The claim that health insurance improves health outcomes is hardly ground breaking. Studying whether insurance affects health status is like wondering whether three meals a day lead to a higher muscle mass than total starvation.

Well that’s what I thought. Until I read the study on Oregon’s Medicaid program by Baicker and colleagues in the NEJM earlier this year and, more recently, Avik Roy’s short treatise “How Medicaid Fails the Poor”.

Baicker et al found that Medicaid enrollees fared no better in terms of health outcomes than those without insurance. That is, no insurance no difference.

The study is an exemplar of policy research laced with regression equations, control of known confounders and clear separation of variables. There is only so much rigor social science can achieve compared to the physical sciences. Yet this is about as good a study as is possible.

The one thing the study did not lack was sample size. It’s useful to bear in mind sample size. Large effects do not need a large sample size to show statistical significance. Conversely, if study with a large sample size does not show even a modest effect, it means that the effect probably does not exist.

There are several interpretations of the Medicaid study, interpretations inevitably shaped by one’s political inclination. The ever consistent Paul Krugman, consistent in his Samsonian defense of government programs against philistines and pagans, extolled critics of Medicaid as “nuts” and asked, presumably rhetorically, “Medicaid is cheaper than private insurance. So where is the downside?”

Unlike Krugman I am not a Nobel laureate and am about as likely to win a Nobel Prize as I am of playing the next James Bond, so it’s possible that I am missing something blatantly obvious.  Could the downside of a government program paying physicians, on average 52 cents, and as low as 29 cents, for every dollar paid by private insurance in a multiple payer system be access?
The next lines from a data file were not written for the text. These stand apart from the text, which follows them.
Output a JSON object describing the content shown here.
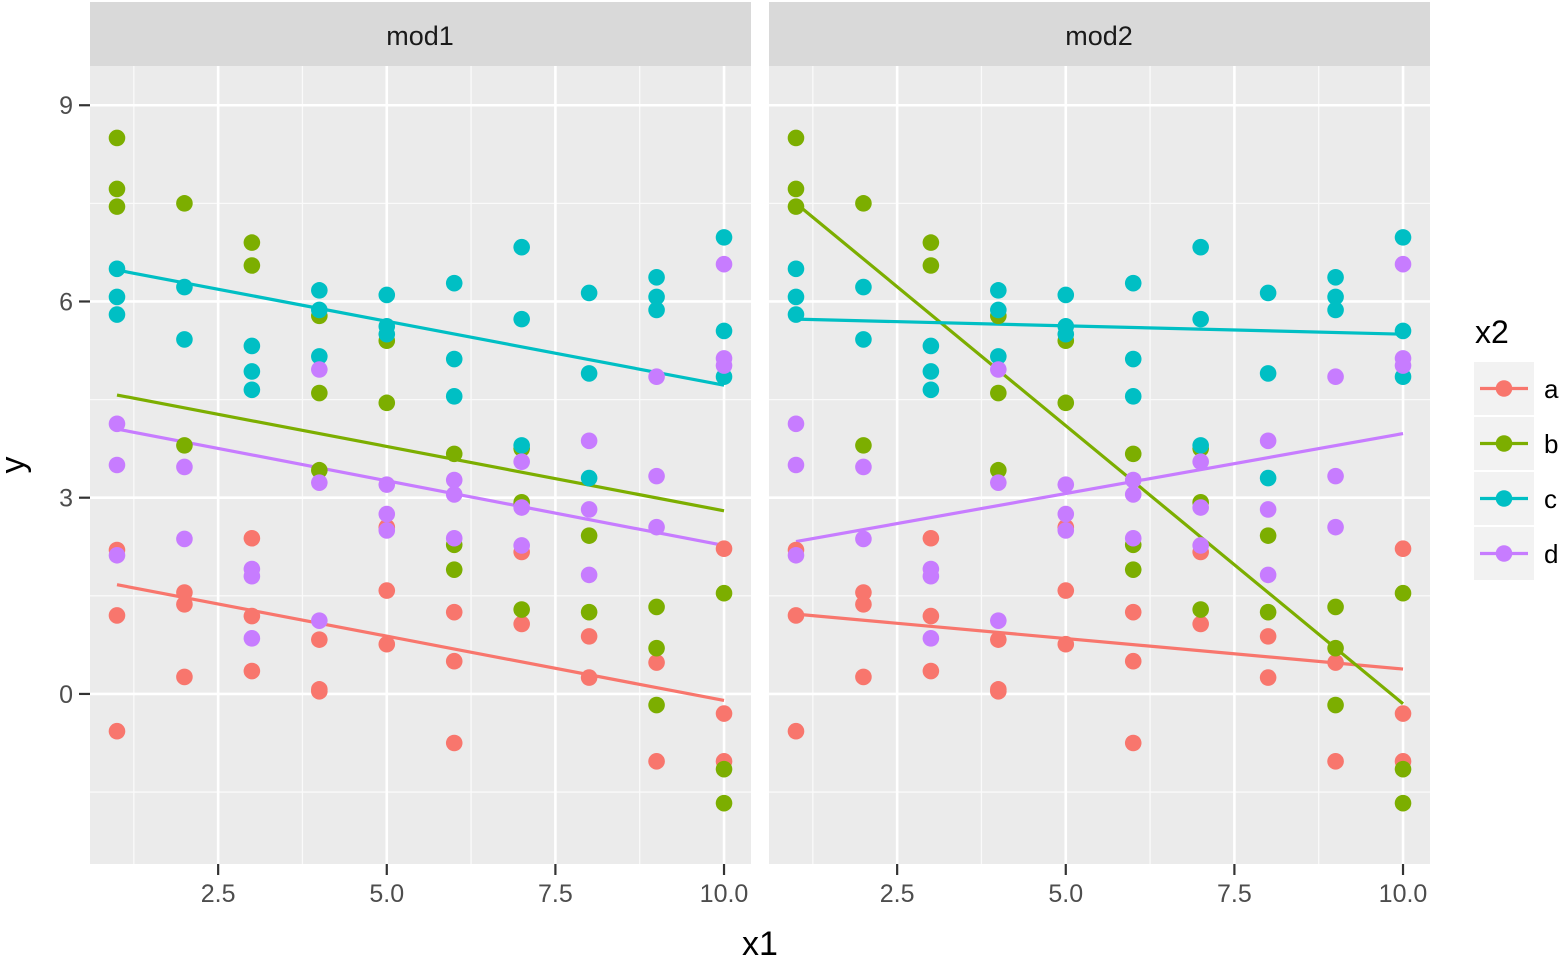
{
  "chart_data": {
    "type": "scatter",
    "xlabel": "x1",
    "ylabel": "y",
    "xlim": [
      0.6,
      10.4
    ],
    "ylim": [
      -2.6,
      9.6
    ],
    "x_ticks": [
      2.5,
      5.0,
      7.5,
      10.0
    ],
    "x_tick_labels": [
      "2.5",
      "5.0",
      "7.5",
      "10.0"
    ],
    "y_ticks": [
      0,
      3,
      6,
      9
    ],
    "y_tick_labels": [
      "0",
      "3",
      "6",
      "9"
    ],
    "grid": true,
    "legend": {
      "title": "x2",
      "position": "right",
      "entries": [
        {
          "label": "a",
          "color": "#F8766D"
        },
        {
          "label": "b",
          "color": "#7CAE00"
        },
        {
          "label": "c",
          "color": "#00BFC4"
        },
        {
          "label": "d",
          "color": "#C77CFF"
        }
      ]
    },
    "points": {
      "a": [
        [
          1,
          2.2
        ],
        [
          1,
          1.2
        ],
        [
          1,
          -0.57
        ],
        [
          2,
          1.55
        ],
        [
          2,
          1.37
        ],
        [
          2,
          0.26
        ],
        [
          3,
          2.38
        ],
        [
          3,
          1.19
        ],
        [
          3,
          0.35
        ],
        [
          4,
          0.83
        ],
        [
          4,
          0.07
        ],
        [
          4,
          0.04
        ],
        [
          5,
          2.55
        ],
        [
          5,
          1.58
        ],
        [
          5,
          0.76
        ],
        [
          6,
          1.25
        ],
        [
          6,
          0.5
        ],
        [
          6,
          -0.75
        ],
        [
          7,
          2.17
        ],
        [
          7,
          1.07
        ],
        [
          8,
          0.88
        ],
        [
          8,
          0.25
        ],
        [
          9,
          0.48
        ],
        [
          9,
          -1.03
        ],
        [
          10,
          2.22
        ],
        [
          10,
          -0.3
        ],
        [
          10,
          -1.03
        ]
      ],
      "b": [
        [
          1,
          8.5
        ],
        [
          1,
          7.72
        ],
        [
          1,
          7.45
        ],
        [
          2,
          7.5
        ],
        [
          2,
          3.8
        ],
        [
          3,
          6.9
        ],
        [
          3,
          6.55
        ],
        [
          4,
          5.78
        ],
        [
          4,
          4.6
        ],
        [
          4,
          3.42
        ],
        [
          5,
          5.4
        ],
        [
          5,
          4.45
        ],
        [
          6,
          3.67
        ],
        [
          6,
          2.28
        ],
        [
          6,
          1.9
        ],
        [
          7,
          3.75
        ],
        [
          7,
          2.93
        ],
        [
          7,
          1.29
        ],
        [
          8,
          2.42
        ],
        [
          8,
          1.25
        ],
        [
          9,
          1.33
        ],
        [
          9,
          0.7
        ],
        [
          9,
          -0.17
        ],
        [
          10,
          1.54
        ],
        [
          10,
          -1.15
        ],
        [
          10,
          -1.67
        ]
      ],
      "c": [
        [
          1,
          6.5
        ],
        [
          1,
          6.07
        ],
        [
          1,
          5.8
        ],
        [
          2,
          6.22
        ],
        [
          2,
          5.42
        ],
        [
          3,
          5.32
        ],
        [
          3,
          4.93
        ],
        [
          3,
          4.65
        ],
        [
          4,
          6.17
        ],
        [
          4,
          5.87
        ],
        [
          4,
          5.16
        ],
        [
          5,
          6.1
        ],
        [
          5,
          5.62
        ],
        [
          5,
          5.5
        ],
        [
          6,
          6.28
        ],
        [
          6,
          5.12
        ],
        [
          6,
          4.55
        ],
        [
          7,
          6.83
        ],
        [
          7,
          5.73
        ],
        [
          7,
          3.8
        ],
        [
          8,
          6.13
        ],
        [
          8,
          4.9
        ],
        [
          8,
          3.3
        ],
        [
          9,
          6.37
        ],
        [
          9,
          6.07
        ],
        [
          9,
          5.87
        ],
        [
          10,
          6.98
        ],
        [
          10,
          5.55
        ],
        [
          10,
          4.85
        ]
      ],
      "d": [
        [
          1,
          4.13
        ],
        [
          1,
          3.5
        ],
        [
          1,
          2.12
        ],
        [
          2,
          3.47
        ],
        [
          2,
          2.37
        ],
        [
          3,
          1.91
        ],
        [
          3,
          1.8
        ],
        [
          3,
          0.85
        ],
        [
          4,
          4.96
        ],
        [
          4,
          3.23
        ],
        [
          4,
          1.12
        ],
        [
          5,
          3.2
        ],
        [
          5,
          2.75
        ],
        [
          5,
          2.5
        ],
        [
          6,
          3.27
        ],
        [
          6,
          3.05
        ],
        [
          6,
          2.38
        ],
        [
          7,
          3.55
        ],
        [
          7,
          2.85
        ],
        [
          7,
          2.27
        ],
        [
          8,
          3.87
        ],
        [
          8,
          2.82
        ],
        [
          8,
          1.82
        ],
        [
          9,
          4.85
        ],
        [
          9,
          3.33
        ],
        [
          9,
          2.55
        ],
        [
          10,
          6.57
        ],
        [
          10,
          5.13
        ],
        [
          10,
          5.02
        ]
      ]
    },
    "panels": [
      {
        "strip_label": "mod1",
        "fits": {
          "a": [
            [
              1,
              1.67
            ],
            [
              10,
              -0.1
            ]
          ],
          "b": [
            [
              1,
              4.57
            ],
            [
              10,
              2.8
            ]
          ],
          "c": [
            [
              1,
              6.48
            ],
            [
              10,
              4.72
            ]
          ],
          "d": [
            [
              1,
              4.05
            ],
            [
              10,
              2.27
            ]
          ]
        }
      },
      {
        "strip_label": "mod2",
        "fits": {
          "a": [
            [
              1,
              1.22
            ],
            [
              10,
              0.38
            ]
          ],
          "b": [
            [
              1,
              7.5
            ],
            [
              10,
              -0.15
            ]
          ],
          "c": [
            [
              1,
              5.73
            ],
            [
              10,
              5.5
            ]
          ],
          "d": [
            [
              1,
              2.33
            ],
            [
              10,
              3.98
            ]
          ]
        }
      }
    ]
  }
}
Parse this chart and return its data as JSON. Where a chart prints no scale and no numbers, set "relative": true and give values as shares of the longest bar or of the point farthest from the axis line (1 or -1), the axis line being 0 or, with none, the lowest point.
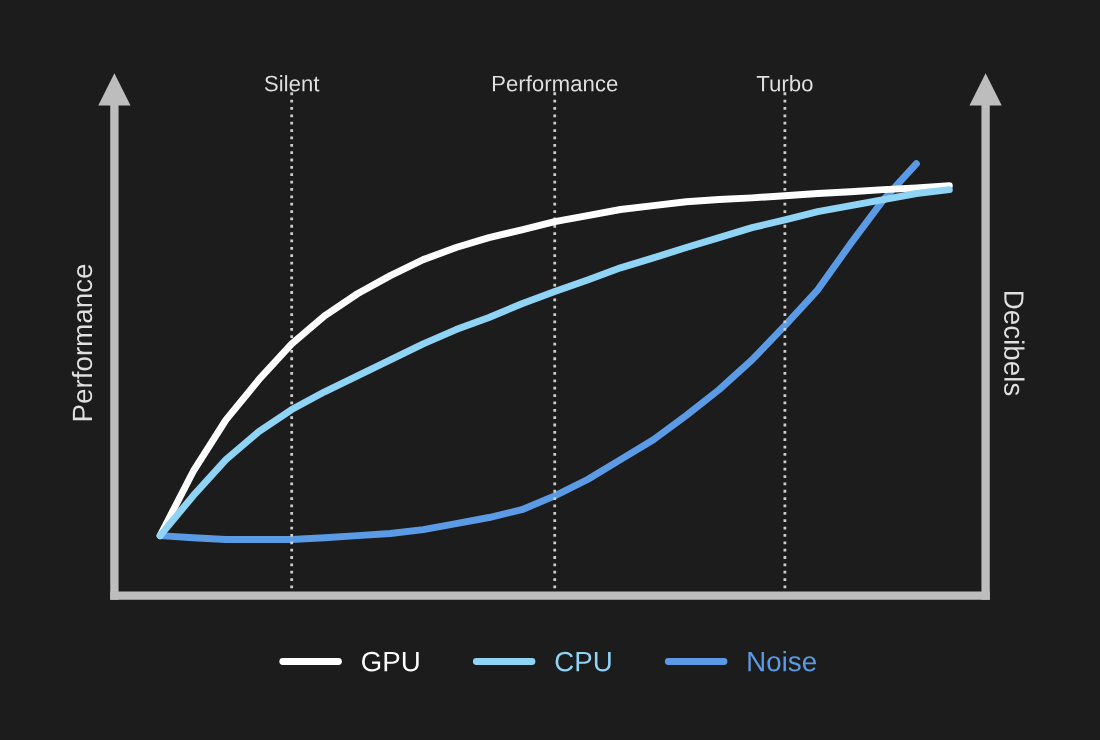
{
  "chart_data": {
    "type": "line",
    "relative": true,
    "ylabel": "Performance",
    "y2label": "Decibels",
    "tick_labels": "x",
    "grid": "x",
    "legend": "bottom",
    "marker": "none",
    "line_style": "solid",
    "categories": [
      null,
      null,
      null,
      null,
      "Silent",
      null,
      null,
      null,
      null,
      null,
      null,
      null,
      "Performance",
      null,
      null,
      null,
      null,
      null,
      null,
      "Turbo",
      null,
      null,
      null,
      null,
      null
    ],
    "series": [
      {
        "name": "GPU",
        "color": "#ffffff",
        "values": [
          0.139,
          0.287,
          0.407,
          0.5,
          0.583,
          0.648,
          0.699,
          0.741,
          0.778,
          0.806,
          0.829,
          0.847,
          0.866,
          0.88,
          0.894,
          0.903,
          0.912,
          0.917,
          0.921,
          0.926,
          0.931,
          0.935,
          0.94,
          0.944,
          0.949
        ]
      },
      {
        "name": "CPU",
        "color": "#8fd3f5",
        "values": [
          0.139,
          0.231,
          0.315,
          0.38,
          0.431,
          0.472,
          0.509,
          0.546,
          0.583,
          0.616,
          0.644,
          0.676,
          0.704,
          0.731,
          0.759,
          0.782,
          0.806,
          0.829,
          0.852,
          0.87,
          0.889,
          0.903,
          0.917,
          0.931,
          0.94
        ]
      },
      {
        "name": "Noise",
        "color": "#5b9be6",
        "axis": "y2",
        "values": [
          0.139,
          0.134,
          0.13,
          0.13,
          0.13,
          0.134,
          0.139,
          0.144,
          0.153,
          0.167,
          0.181,
          0.199,
          0.231,
          0.269,
          0.315,
          0.361,
          0.417,
          0.477,
          0.546,
          0.625,
          0.708,
          0.815,
          0.917,
          1.0,
          null
        ]
      }
    ]
  }
}
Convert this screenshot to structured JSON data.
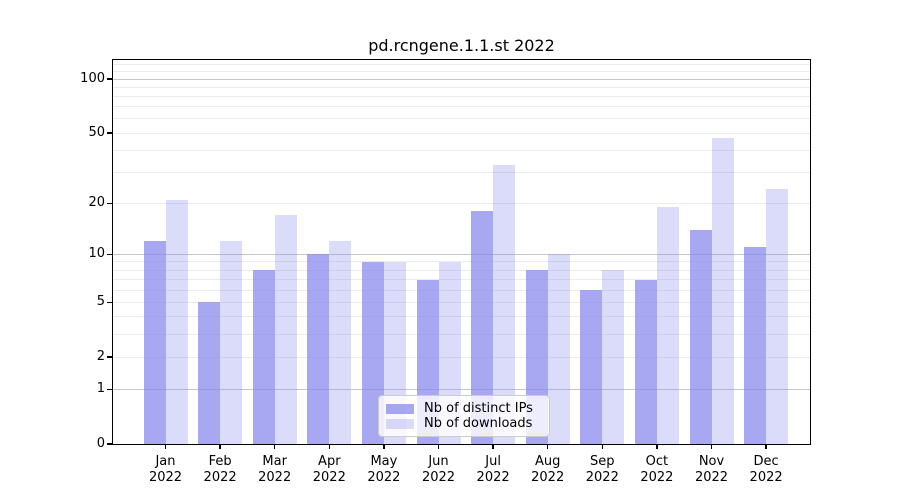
{
  "title": "pd.rcngene.1.1.st 2022",
  "legend": {
    "items": [
      {
        "label": "Nb of distinct IPs",
        "swatch": "bar-swatch-dark"
      },
      {
        "label": "Nb of downloads",
        "swatch": "bar-swatch-light"
      }
    ]
  },
  "colors": {
    "bar_base": "#8888ee",
    "bar_distinct_ips": "rgba(136,136,238,0.74)",
    "bar_downloads": "rgba(136,136,238,0.30)",
    "major_grid": "#c6c6c6",
    "minor_grid": "#ebebeb",
    "spine": "#000000",
    "text": "#000000",
    "legend_border": "#cccccc",
    "legend_bg": "rgba(255,255,255,0.8)"
  },
  "chart_data": {
    "type": "bar",
    "title": "pd.rcngene.1.1.st 2022",
    "categories": [
      "Jan 2022",
      "Feb 2022",
      "Mar 2022",
      "Apr 2022",
      "May 2022",
      "Jun 2022",
      "Jul 2022",
      "Aug 2022",
      "Sep 2022",
      "Oct 2022",
      "Nov 2022",
      "Dec 2022"
    ],
    "month_labels": [
      "Jan",
      "Feb",
      "Mar",
      "Apr",
      "May",
      "Jun",
      "Jul",
      "Aug",
      "Sep",
      "Oct",
      "Nov",
      "Dec"
    ],
    "year_label": "2022",
    "series": [
      {
        "name": "Nb of distinct IPs",
        "values": [
          12,
          5,
          8,
          10,
          9,
          7,
          18,
          8,
          6,
          7,
          14,
          11
        ],
        "color": "rgba(136,136,238,0.74)"
      },
      {
        "name": "Nb of downloads",
        "values": [
          21,
          12,
          17,
          12,
          9,
          9,
          33,
          10,
          8,
          19,
          47,
          24
        ],
        "color": "rgba(136,136,238,0.30)"
      }
    ],
    "xlabel": "",
    "ylabel": "",
    "yscale": "log1p",
    "ylim": [
      0,
      128
    ],
    "y_ticks": [
      0,
      1,
      2,
      5,
      10,
      20,
      50,
      100
    ],
    "y_major_grid": [
      1,
      10,
      100
    ],
    "y_minor_grid": [
      2,
      3,
      4,
      5,
      6,
      7,
      8,
      9,
      20,
      30,
      40,
      50,
      60,
      70,
      80,
      90,
      110,
      120
    ],
    "grid": true,
    "legend_position": "lower center inside"
  }
}
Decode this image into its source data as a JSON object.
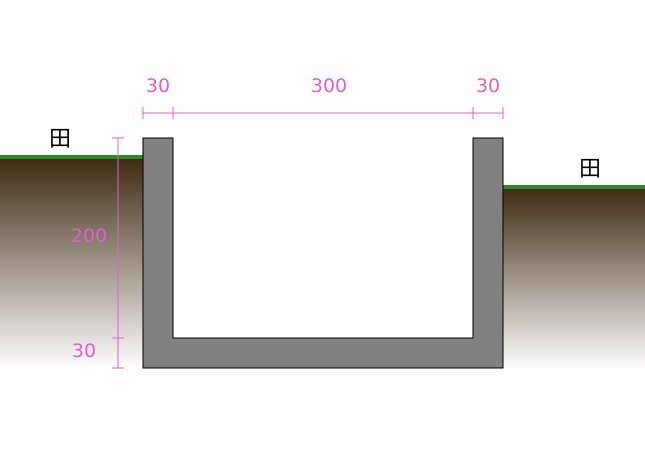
{
  "colors": {
    "dimension": "#e060d0",
    "concrete_fill": "#808080",
    "concrete_stroke": "#000000",
    "grass": "#2a8a2a",
    "soil_top": "#3f2a12",
    "soil_bottom": "#ffffff",
    "label": "#000000"
  },
  "labels": {
    "field_left": "田",
    "field_right": "田"
  },
  "dimensions": {
    "wall_left": "30",
    "inner_width": "300",
    "wall_right": "30",
    "inner_height": "200",
    "base_thickness": "30"
  }
}
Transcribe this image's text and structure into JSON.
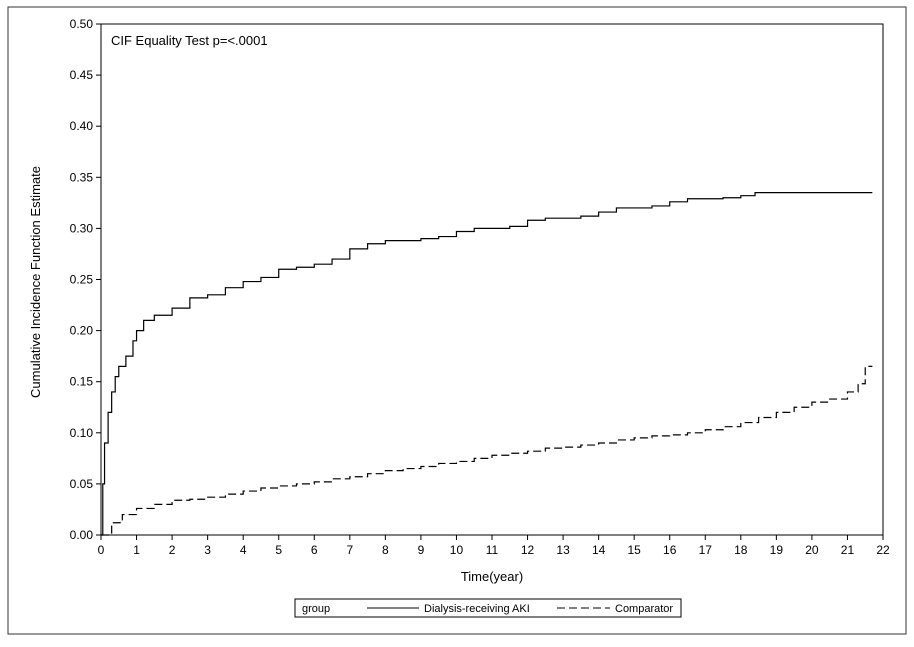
{
  "chart_data": {
    "type": "line",
    "annotation": "CIF Equality Test p=<.0001",
    "xlabel": "Time(year)",
    "ylabel": "Cumulative Incidence Function Estimate",
    "xlim": [
      0,
      22
    ],
    "ylim": [
      0,
      0.5
    ],
    "x_ticks": [
      "0",
      "1",
      "2",
      "3",
      "4",
      "5",
      "6",
      "7",
      "8",
      "9",
      "10",
      "11",
      "12",
      "13",
      "14",
      "15",
      "16",
      "17",
      "18",
      "19",
      "20",
      "21",
      "22"
    ],
    "y_ticks": [
      "0.00",
      "0.05",
      "0.10",
      "0.15",
      "0.20",
      "0.25",
      "0.30",
      "0.35",
      "0.40",
      "0.45",
      "0.50"
    ],
    "legend": {
      "title": "group",
      "placement": "bottom-center",
      "entries": [
        "Dialysis-receiving AKI",
        "Comparator"
      ]
    },
    "series": [
      {
        "name": "Dialysis-receiving AKI",
        "style": "solid",
        "color": "#000000",
        "points": [
          [
            0,
            0
          ],
          [
            0.05,
            0.05
          ],
          [
            0.1,
            0.09
          ],
          [
            0.2,
            0.12
          ],
          [
            0.3,
            0.14
          ],
          [
            0.4,
            0.155
          ],
          [
            0.5,
            0.165
          ],
          [
            0.7,
            0.175
          ],
          [
            0.9,
            0.19
          ],
          [
            1.0,
            0.2
          ],
          [
            1.2,
            0.21
          ],
          [
            1.5,
            0.215
          ],
          [
            2.0,
            0.222
          ],
          [
            2.5,
            0.232
          ],
          [
            3.0,
            0.235
          ],
          [
            3.5,
            0.242
          ],
          [
            4.0,
            0.248
          ],
          [
            4.5,
            0.252
          ],
          [
            5.0,
            0.26
          ],
          [
            5.5,
            0.262
          ],
          [
            6.0,
            0.265
          ],
          [
            6.5,
            0.27
          ],
          [
            7.0,
            0.28
          ],
          [
            7.5,
            0.285
          ],
          [
            8.0,
            0.288
          ],
          [
            9.0,
            0.29
          ],
          [
            9.5,
            0.292
          ],
          [
            10.0,
            0.297
          ],
          [
            10.5,
            0.3
          ],
          [
            11.5,
            0.302
          ],
          [
            12.0,
            0.308
          ],
          [
            12.5,
            0.31
          ],
          [
            13.5,
            0.312
          ],
          [
            14.0,
            0.316
          ],
          [
            14.5,
            0.32
          ],
          [
            15.5,
            0.322
          ],
          [
            16.0,
            0.326
          ],
          [
            16.5,
            0.329
          ],
          [
            17.5,
            0.33
          ],
          [
            18.0,
            0.332
          ],
          [
            18.4,
            0.335
          ],
          [
            21.7,
            0.335
          ]
        ]
      },
      {
        "name": "Comparator",
        "style": "dashed",
        "color": "#000000",
        "points": [
          [
            0,
            0
          ],
          [
            0.3,
            0.012
          ],
          [
            0.6,
            0.02
          ],
          [
            1.0,
            0.026
          ],
          [
            1.5,
            0.03
          ],
          [
            2.0,
            0.034
          ],
          [
            2.5,
            0.035
          ],
          [
            3.0,
            0.037
          ],
          [
            3.5,
            0.04
          ],
          [
            4.0,
            0.043
          ],
          [
            4.5,
            0.046
          ],
          [
            5.0,
            0.048
          ],
          [
            5.5,
            0.05
          ],
          [
            6.0,
            0.052
          ],
          [
            6.5,
            0.055
          ],
          [
            7.0,
            0.057
          ],
          [
            7.5,
            0.06
          ],
          [
            8.0,
            0.063
          ],
          [
            8.5,
            0.065
          ],
          [
            9.0,
            0.067
          ],
          [
            9.5,
            0.07
          ],
          [
            10.0,
            0.072
          ],
          [
            10.5,
            0.075
          ],
          [
            11.0,
            0.078
          ],
          [
            11.5,
            0.08
          ],
          [
            12.0,
            0.082
          ],
          [
            12.5,
            0.085
          ],
          [
            13.0,
            0.086
          ],
          [
            13.5,
            0.088
          ],
          [
            14.0,
            0.09
          ],
          [
            14.5,
            0.093
          ],
          [
            15.0,
            0.095
          ],
          [
            15.5,
            0.097
          ],
          [
            16.0,
            0.098
          ],
          [
            16.5,
            0.1
          ],
          [
            17.0,
            0.103
          ],
          [
            17.5,
            0.106
          ],
          [
            18.0,
            0.11
          ],
          [
            18.5,
            0.115
          ],
          [
            19.0,
            0.12
          ],
          [
            19.5,
            0.125
          ],
          [
            20.0,
            0.13
          ],
          [
            20.5,
            0.133
          ],
          [
            21.0,
            0.14
          ],
          [
            21.3,
            0.148
          ],
          [
            21.5,
            0.165
          ],
          [
            21.7,
            0.165
          ]
        ]
      }
    ]
  }
}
Indeed, it’s darn impossible for patients on Medicaid to see a new physician.  As Avik Roy explains “…massive fallacy at the heart of Medicaid….It’s the idea that health insurance equals healthcare”.

But wait. It gets better.

I am accustomed to US healthcare throwing more plot twisters than Hercule Poirot’s sleuth work. But one I least expected was that patients on Medicaid do worse than patients with no insurance (risk-adjusted, almost). I am not going to be that remorseless logician, which John Maynard Keynes warned us about, who starting with one mistake can end up in Bedlam, and argue that if you are for Medicaid that is morally equivalent to sanctioning mass murder. Rather, I ask how it is possible that possessing Medicaid makes you worse off than no insurance whatsoever.

To some extent this may artifactually appear so because poverty correlates with ill health, and studies that show Medicaid patients faring worse than uninsured, cannot totally control for social determinants of health.